Gegenwärtig existieren in Mecklenburg-Vorpommern nur zwei Herzzentren. Diese befinden sich in Rostock, welche mit Schwerin kooperieren, und Karlsburg. Die spezialisierte medizinische Expertise ist für die rund 27.000 Patienten mit fortgeschrittenen, chronischen Herzerkrankungen oft nur schwer zugänglich. 

Versorgungslage von Patienten mit Herzerkrankungen

Aufgrund der fehlenden intersektoralen Vernetzung können krankheitsrelevante Daten nicht lückenlos erfasst werden. Die Zusammenarbeit der beteiligten Behandler ist nicht optimal. Durch den fehlenden Austausch zwischen dem medizinischen Personal ergeben sich häufig Unklarheiten bei den Zuständigkeiten. Aufgrund großer Intervalle zwischen medizinischen Kontakten gibt es keine zufriedenstellende Verlaufsbeobachtung. Die Therapie kann gegenwärtig als insuffizient bezeichnet werden. Darüber hinaus gibt es bisher kaum Möglichkeiten für niedergelassene Ärzte, die Behandlungen zu intensivieren.
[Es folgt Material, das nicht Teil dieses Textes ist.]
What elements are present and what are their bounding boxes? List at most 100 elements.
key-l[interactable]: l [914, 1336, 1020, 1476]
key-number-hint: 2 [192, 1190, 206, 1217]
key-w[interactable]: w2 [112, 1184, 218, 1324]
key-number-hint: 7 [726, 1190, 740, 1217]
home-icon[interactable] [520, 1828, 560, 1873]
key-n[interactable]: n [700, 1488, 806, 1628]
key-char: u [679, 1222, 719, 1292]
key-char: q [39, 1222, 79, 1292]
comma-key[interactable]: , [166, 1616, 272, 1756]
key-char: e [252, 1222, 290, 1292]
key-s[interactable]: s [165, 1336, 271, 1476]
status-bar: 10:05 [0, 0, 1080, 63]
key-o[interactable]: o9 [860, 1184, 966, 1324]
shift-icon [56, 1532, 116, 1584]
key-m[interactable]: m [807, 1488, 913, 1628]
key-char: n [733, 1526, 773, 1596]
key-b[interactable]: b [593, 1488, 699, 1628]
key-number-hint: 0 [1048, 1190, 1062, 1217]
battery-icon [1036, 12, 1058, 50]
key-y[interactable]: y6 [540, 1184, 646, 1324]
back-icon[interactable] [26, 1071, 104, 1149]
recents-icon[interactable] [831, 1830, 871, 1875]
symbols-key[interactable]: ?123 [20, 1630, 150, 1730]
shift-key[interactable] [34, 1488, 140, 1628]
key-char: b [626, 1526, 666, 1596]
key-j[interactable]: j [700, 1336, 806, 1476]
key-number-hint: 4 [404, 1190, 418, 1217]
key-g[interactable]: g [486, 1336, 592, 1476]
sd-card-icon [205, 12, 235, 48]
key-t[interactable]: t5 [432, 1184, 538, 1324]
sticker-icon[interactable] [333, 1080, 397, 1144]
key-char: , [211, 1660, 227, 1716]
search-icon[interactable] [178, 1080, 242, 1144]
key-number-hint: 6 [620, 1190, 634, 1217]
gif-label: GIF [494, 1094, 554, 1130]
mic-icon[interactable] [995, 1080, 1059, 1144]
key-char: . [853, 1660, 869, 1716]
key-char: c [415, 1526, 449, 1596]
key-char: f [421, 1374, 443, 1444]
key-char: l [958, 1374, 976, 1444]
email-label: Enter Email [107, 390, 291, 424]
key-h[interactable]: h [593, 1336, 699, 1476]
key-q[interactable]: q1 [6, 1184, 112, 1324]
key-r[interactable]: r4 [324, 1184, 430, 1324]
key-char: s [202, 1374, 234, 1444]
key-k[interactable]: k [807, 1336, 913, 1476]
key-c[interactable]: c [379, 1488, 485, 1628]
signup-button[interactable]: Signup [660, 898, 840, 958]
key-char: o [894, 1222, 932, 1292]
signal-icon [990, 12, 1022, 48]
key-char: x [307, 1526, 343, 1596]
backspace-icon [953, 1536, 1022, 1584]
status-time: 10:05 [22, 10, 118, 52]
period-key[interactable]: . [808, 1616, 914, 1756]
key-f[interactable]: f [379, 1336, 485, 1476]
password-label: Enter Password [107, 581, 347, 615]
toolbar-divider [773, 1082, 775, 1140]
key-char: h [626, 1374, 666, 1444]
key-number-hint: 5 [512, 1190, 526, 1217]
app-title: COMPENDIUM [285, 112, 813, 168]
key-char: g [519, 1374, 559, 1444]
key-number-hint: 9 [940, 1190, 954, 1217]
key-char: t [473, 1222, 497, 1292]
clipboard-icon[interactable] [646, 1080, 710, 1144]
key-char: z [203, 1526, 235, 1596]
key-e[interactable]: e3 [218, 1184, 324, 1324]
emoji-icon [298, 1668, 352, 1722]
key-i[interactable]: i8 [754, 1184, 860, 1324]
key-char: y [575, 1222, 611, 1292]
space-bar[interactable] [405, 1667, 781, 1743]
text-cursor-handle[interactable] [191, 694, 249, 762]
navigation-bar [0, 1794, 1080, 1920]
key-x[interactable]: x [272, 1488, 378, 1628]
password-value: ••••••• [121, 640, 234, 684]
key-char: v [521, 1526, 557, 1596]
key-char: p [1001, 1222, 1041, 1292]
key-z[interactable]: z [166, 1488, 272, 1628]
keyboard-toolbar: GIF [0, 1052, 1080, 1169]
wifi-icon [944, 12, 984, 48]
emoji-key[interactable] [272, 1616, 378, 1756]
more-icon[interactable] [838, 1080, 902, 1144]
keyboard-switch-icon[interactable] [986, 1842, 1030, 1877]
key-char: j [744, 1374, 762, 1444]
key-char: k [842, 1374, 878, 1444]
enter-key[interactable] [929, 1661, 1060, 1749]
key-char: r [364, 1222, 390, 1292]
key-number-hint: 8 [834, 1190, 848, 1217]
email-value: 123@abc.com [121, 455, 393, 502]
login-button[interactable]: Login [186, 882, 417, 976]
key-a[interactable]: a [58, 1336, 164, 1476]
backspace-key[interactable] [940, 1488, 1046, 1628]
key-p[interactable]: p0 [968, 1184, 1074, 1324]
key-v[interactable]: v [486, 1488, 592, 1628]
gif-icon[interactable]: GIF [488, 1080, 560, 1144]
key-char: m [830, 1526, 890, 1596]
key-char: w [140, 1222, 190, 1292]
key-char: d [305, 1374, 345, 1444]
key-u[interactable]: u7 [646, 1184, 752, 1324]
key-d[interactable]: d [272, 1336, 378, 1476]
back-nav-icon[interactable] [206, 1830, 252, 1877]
Aufgrund dessen ist bei Auffälligkeiten keine umgehende Anpassung der Therapie möglich. Erschwerend hinzu kommt, dass den Patienten oft das Bewusstsein über die Ernsthaftigkeit der Krankheit und das Wissen über die Therapiemöglichkeiten fehlt. Auch eine psychosoziale Begleitung der Patienten während der Behandlung war bisher kaum vorhanden. 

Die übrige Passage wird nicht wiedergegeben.